President Barack Obama has doubled troops over the past two years but said a drawdown would begin this summer — straddling policy between those who want a harder line and those who think the United States needs to find a way out of a costly, deadly war that is more than 9 years old.
Increasingly, the government has been emphasizing presence until at least the end of 2014.
The success of driving out Taliban insurgents is a matter of dispute. A group of aid providers said last month that progress in southern Afghanistan is real but that insurgents gained a foothold elsewhere, disputing more upbeat U.S. assessments.
Rubio, 39, was making his first overseas trip as a senator (he traveled to Israel right after the election) and traveled with six other Republican senators, including Mitch McConnell. The trips are common for members of Congress.

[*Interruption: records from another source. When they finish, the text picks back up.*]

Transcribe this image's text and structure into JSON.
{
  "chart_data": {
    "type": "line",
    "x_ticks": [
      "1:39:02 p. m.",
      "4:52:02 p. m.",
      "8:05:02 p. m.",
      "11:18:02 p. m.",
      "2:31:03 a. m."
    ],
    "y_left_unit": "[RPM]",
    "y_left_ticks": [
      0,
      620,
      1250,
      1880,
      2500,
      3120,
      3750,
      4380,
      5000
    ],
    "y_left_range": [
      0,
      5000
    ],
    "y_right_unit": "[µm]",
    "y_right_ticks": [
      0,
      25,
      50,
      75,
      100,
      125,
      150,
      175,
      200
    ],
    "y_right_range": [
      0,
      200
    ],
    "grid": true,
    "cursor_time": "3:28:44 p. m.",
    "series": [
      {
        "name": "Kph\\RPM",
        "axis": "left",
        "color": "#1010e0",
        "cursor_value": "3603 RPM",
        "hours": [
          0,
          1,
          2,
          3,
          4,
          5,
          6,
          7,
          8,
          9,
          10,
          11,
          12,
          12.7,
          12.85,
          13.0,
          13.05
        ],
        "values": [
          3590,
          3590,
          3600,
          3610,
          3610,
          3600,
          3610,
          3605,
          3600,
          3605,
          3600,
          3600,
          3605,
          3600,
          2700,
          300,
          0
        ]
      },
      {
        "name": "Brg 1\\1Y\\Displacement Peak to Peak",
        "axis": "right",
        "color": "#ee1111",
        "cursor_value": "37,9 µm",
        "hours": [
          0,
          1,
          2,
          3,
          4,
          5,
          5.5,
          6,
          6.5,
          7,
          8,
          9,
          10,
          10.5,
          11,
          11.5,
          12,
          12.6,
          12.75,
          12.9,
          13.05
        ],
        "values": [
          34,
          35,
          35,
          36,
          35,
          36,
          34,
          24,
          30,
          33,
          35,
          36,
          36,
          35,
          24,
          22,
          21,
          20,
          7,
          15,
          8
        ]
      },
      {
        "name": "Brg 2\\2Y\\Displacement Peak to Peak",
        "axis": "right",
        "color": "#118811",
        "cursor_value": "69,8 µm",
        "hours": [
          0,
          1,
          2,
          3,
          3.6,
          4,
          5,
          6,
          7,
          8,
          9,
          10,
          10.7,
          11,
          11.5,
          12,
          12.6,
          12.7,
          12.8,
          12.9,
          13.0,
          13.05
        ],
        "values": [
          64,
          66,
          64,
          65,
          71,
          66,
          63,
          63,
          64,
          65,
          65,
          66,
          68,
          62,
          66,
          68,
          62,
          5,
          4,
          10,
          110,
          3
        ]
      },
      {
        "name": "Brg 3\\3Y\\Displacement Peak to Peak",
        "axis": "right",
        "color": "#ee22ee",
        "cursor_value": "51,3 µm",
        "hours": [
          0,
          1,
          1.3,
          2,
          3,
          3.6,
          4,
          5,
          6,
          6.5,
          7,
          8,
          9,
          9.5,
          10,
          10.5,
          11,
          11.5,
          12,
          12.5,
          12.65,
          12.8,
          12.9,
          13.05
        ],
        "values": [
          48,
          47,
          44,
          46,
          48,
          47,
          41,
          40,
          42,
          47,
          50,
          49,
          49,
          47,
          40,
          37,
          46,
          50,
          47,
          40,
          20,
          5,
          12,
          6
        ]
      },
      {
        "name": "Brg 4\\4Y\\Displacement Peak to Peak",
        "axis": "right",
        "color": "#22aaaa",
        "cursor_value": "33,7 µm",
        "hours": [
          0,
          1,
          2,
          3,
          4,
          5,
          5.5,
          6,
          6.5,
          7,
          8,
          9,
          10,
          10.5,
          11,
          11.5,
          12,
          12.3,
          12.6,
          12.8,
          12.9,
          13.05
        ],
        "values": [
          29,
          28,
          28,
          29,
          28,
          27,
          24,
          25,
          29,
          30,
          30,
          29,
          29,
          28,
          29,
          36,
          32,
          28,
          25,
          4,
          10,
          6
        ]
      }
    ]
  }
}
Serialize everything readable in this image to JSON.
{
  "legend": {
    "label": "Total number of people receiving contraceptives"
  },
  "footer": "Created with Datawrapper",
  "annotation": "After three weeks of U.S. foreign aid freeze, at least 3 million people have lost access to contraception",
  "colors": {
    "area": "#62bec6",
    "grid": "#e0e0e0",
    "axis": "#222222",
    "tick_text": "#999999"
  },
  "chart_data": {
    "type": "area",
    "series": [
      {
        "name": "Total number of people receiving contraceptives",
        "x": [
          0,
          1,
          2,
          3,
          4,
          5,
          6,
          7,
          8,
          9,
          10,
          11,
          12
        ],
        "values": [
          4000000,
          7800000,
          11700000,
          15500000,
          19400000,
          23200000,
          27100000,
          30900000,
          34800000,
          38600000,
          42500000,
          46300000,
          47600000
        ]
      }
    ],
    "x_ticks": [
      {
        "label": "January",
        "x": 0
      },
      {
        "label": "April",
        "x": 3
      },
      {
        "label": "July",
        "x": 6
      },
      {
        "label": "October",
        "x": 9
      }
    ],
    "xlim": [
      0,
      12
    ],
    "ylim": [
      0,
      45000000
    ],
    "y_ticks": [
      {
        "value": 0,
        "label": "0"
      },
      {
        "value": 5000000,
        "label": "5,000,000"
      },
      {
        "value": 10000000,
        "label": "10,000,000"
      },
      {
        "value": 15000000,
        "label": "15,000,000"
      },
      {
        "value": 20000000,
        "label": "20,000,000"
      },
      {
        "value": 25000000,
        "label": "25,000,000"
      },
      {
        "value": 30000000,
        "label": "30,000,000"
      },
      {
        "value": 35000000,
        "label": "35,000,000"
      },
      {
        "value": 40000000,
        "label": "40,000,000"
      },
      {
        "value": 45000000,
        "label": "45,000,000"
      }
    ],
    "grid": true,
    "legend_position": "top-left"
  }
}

The group met with U.S. Army Gen. David Petraeus, the commander of coalition forces; had dinner with Afghan President Hamid Karzai; and observed the Afghan National Army.
Coalition troops have been training the army so it can fully take over security. But it has been a struggle finding good men who stick with the regiment. Rubio said it can be as simple as some have never driven a vehicle.
"There is no way to overestimate how serious the challenge is, but we are headed in the right direction," Rubio said.
"One thing that's clear from these visits is that 2011 is going to be a critical year for Afghanistan security forces to step up and play a bigger role."
Criticizing what he called an "artificial timeline" of withdrawal, Rubio said the benchmark should be territories where the Afghans are successful in establishing security forces, courts and other government infrastructure.